Matskevich Alexey A, Cordelier Pierre, Strayer David S
Department of Pathology and Cell Biology, Jefferson Medical College, Philadelphia, PA 19107.
J Interferon Cytokine Res. 2003 Dec;23(12):709-21. doi: 10.1089/107999003772084824.

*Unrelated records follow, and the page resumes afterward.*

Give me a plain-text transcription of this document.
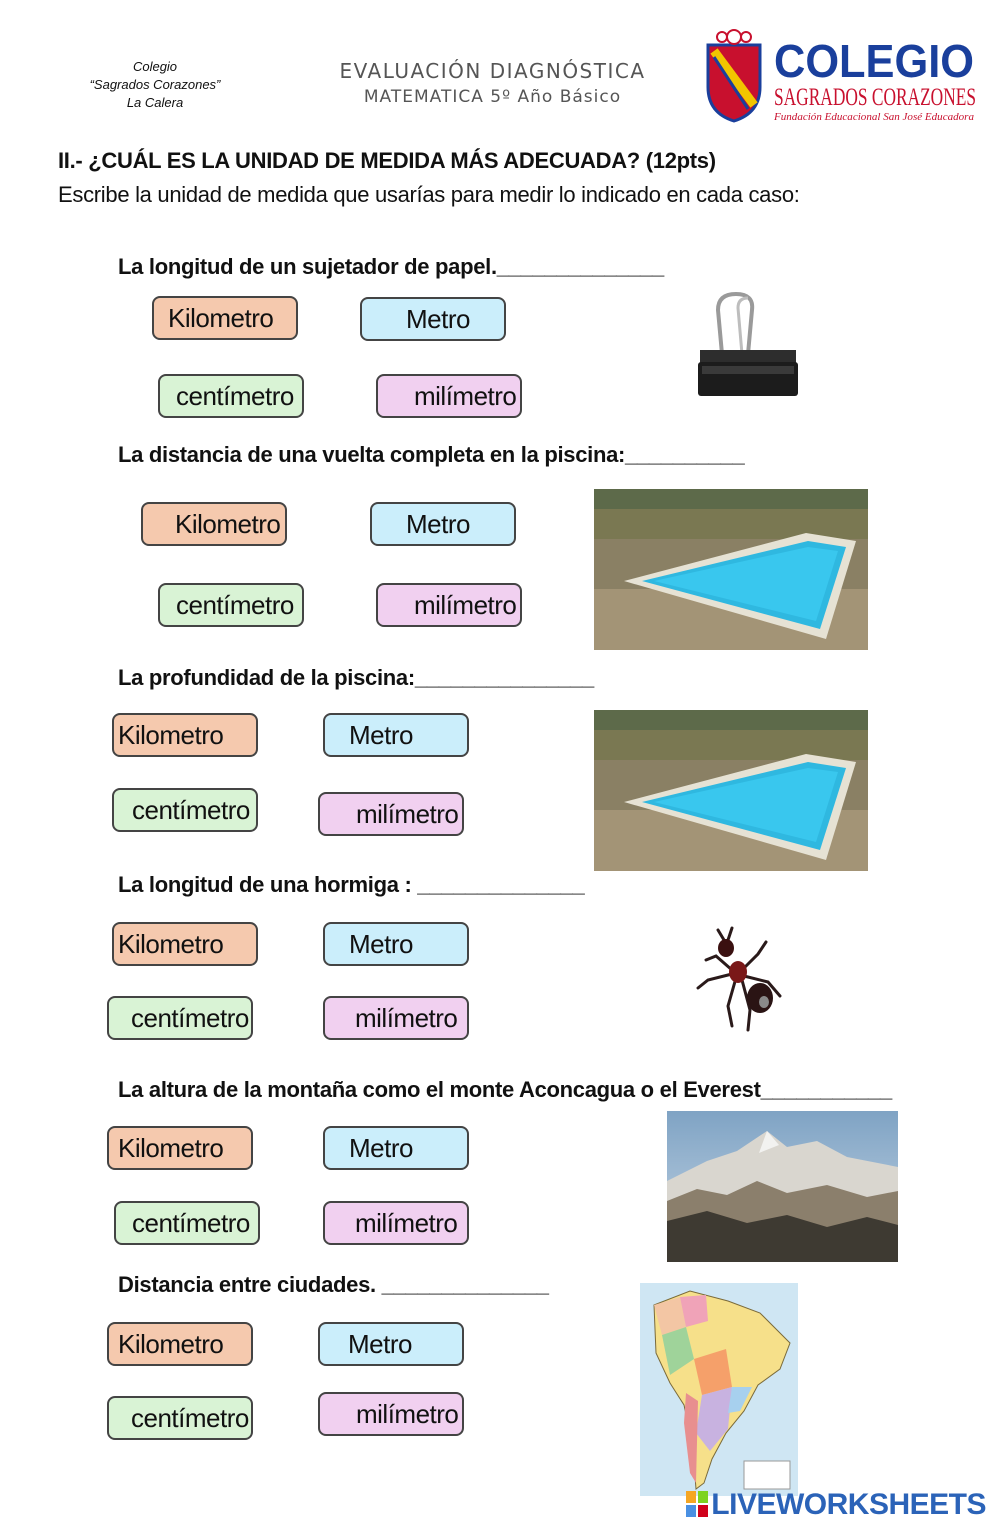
Colegio
“Sagrados Corazones”
La Calera
EVALUACIÓN DIAGNÓSTICA
MATEMATICA 5º Año Básico
COLEGIO
SAGRADOS CORAZONES
Fundación Educacional San José Educadora
II.- ¿CUÁL ES LA UNIDAD DE MEDIDA MÁS ADECUADA? (12pts)
Escribe la unidad de medida que usarías para medir lo indicado en cada caso:
La longitud de un sujetador de papel.______________
Kilometro	Metro
centímetro	milímetro
La distancia de una vuelta completa en la piscina:__________
Kilometro	Metro
centímetro	milímetro
La profundidad de la piscina:_______________
Kilometro	Metro
centímetro	milímetro
La longitud de una hormiga : ______________
Kilometro	Metro
centímetro	milímetro
La altura de la montaña como el monte Aconcagua o el Everest___________
Kilometro	Metro
centímetro	milímetro
Distancia entre ciudades. ______________
Kilometro	Metro
centímetro	milímetro
LIVEWORKSHEETS
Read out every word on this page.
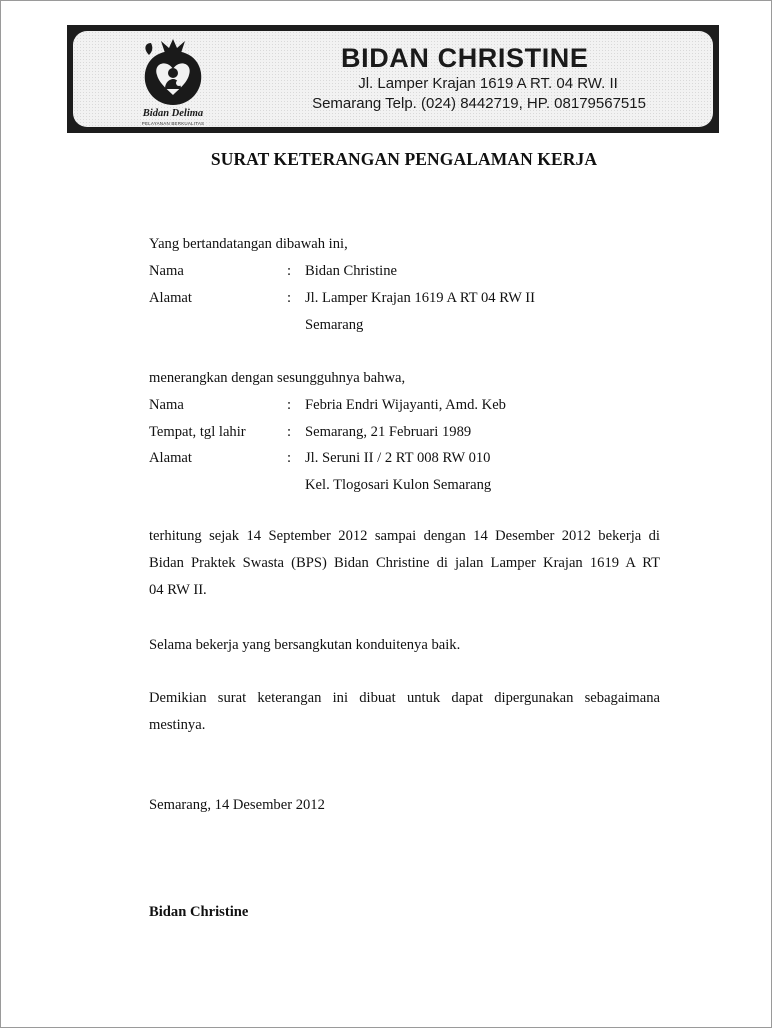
Bidan Delima
PELAYANAN BERKUALITAS
BIDAN CHRISTINE
Jl. Lamper Krajan 1619 A RT. 04 RW. II
Semarang Telp. (024) 8442719, HP. 08179567515
SURAT KETERANGAN PENGALAMAN KERJA
Yang bertandatangan dibawah ini,
Nama	: Bidan Christine
Alamat	: Jl. Lamper Krajan 1619 A RT 04 RW II
Semarang
menerangkan dengan sesungguhnya bahwa,
Nama	: Febria Endri Wijayanti, Amd. Keb
Tempat, tgl lahir	: Semarang, 21 Februari 1989
Alamat	: Jl. Seruni II / 2 RT 008 RW 010
Kel. Tlogosari Kulon Semarang
terhitung sejak 14 September 2012 sampai dengan 14 Desember 2012 bekerja di
Bidan Praktek Swasta (BPS) Bidan Christine di jalan Lamper Krajan 1619 A RT
04 RW II.
Selama bekerja yang bersangkutan konduitenya baik.
Demikian surat keterangan ini dibuat untuk dapat dipergunakan sebagaimana
mestinya.
Semarang, 14 Desember 2012
Bidan Christine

Chronic infection with hepatitis B virus (HBV) has potentially devastating consequences and is very difficult to treat. Therapy with recombinant interferons (IFN), especially IFN-alpha, may be effective. The blood IFN-alpha levels that are needed to maintain therapeutic IFN-alpha levels in the liver, however, often cause severe side effects. Gene delivery to the liver may provide a solution. Using a long-term expression construct could provide the desired levels of IFN locally without the need to maintain potentially problematic blood levels. Recombinant, Tag-deleted SV40-derived vectors transduce hepatocytes efficiently and provide permanent transgene expression. We designed an expression construct that was effective against HBV and whose activity was limited to HBV-infected cells. To do this, we exploited the ability of HBV X protein to activate NF-kappaB and, via NF-kappaB, to activate promoter activity of HIV long terminal repeat (LTR) in hepatocytes. Using HIVLTR as a conditional promoter upstream of human and murine IFN-alpha and IFN-gamma cDNAs, rSV40 vectors were used to test the responsiveness of IFN to HBV and the ability of these IFNs to inhibit HBV transcripts and protein production and to activate IFN signaling in neighboring untransduced cells. We found that in hepatocyte cell lines and in primary hepatocytes, HBV activated the promoter activity of the HIVLTR via NF-kappaB. When whole HBV genome was delivered to cells by transfection to simulate HBV infection, IFN expression was activated, IFNs were produced and secreted, and they protected cells from HBV. Levels of IFN proteins that were secreted in this context were comparable to targeted blood levels needed to control chronic hepatitis viral infection. Further, IFNs that were elicited and secreted in this manner were able to activate IFN-induced signaling pathways in neighboring, untransduced cells and so were likely to provide protection even to cells that the rSV40 vector did not transduce. Gene delivery using such rSV40 vectors expressing IFNs conditionally in response to HBV may be an attractive therapeutic option for the treatment of chronic hepatitis B.
慢性乙型肝炎病毒(HBV)感染可能产生毁灭性后果,且极难治疗。使用重组干扰素(IFN)进行治疗,尤其是干扰素-α,可能有效。然而,维持肝脏中治疗性干扰素-α水平所需的血液干扰素-α水平常常会引发严重的副作用。向肝脏进行基因传递或许能提供一种解决方案。使用长期表达构建体可以在局部提供所需水平的干扰素,而无需维持可能存在问题的血液水平。重组的、缺失标签的SV40衍生载体能高效转导肝细胞并实现转基因的永久表达。我们设计了一种对HBV有效的表达构建体,其活性仅限于HBV感染的细胞。为此,我们利用了HBV X蛋白激活核因子κB(NF-κB)的能力,并通过NF-κB激活肝细胞中HIV长末端重复序列(LTR)的启动子活性。将HIV LTR作为人及小鼠干扰素-α和干扰素-γ cDNA上游的条件性启动子,利用重组SV40载体来测试干扰素对HBV的反应性,以及这些干扰素抑制HBV转录本和蛋白质产生并激活邻近未转导细胞中干扰素信号传导的能力。我们发现,在肝细胞系和原代肝细胞中,HBV通过NF-κB激活HIV LTR的启动子活性。当通过转染将完整的HBV基因组导入细胞以模拟HBV感染时,干扰素表达被激活,干扰素产生并分泌,它们保护细胞免受HBV感染。在此情况下分泌的干扰素蛋白水平与控制慢性肝炎病毒感染所需的目标血液水平相当。此外,以这种方式引发和分泌的干扰素能够激活邻近未转导细胞中的干扰素诱导信号通路,因此甚至可能为重组SV40载体未转导的细胞提供保护。使用这种响应HBV条件性表达干扰素的重组SV40载体进行基因传递,可能是治疗慢性乙型肝炎的一种有吸引力的治疗选择。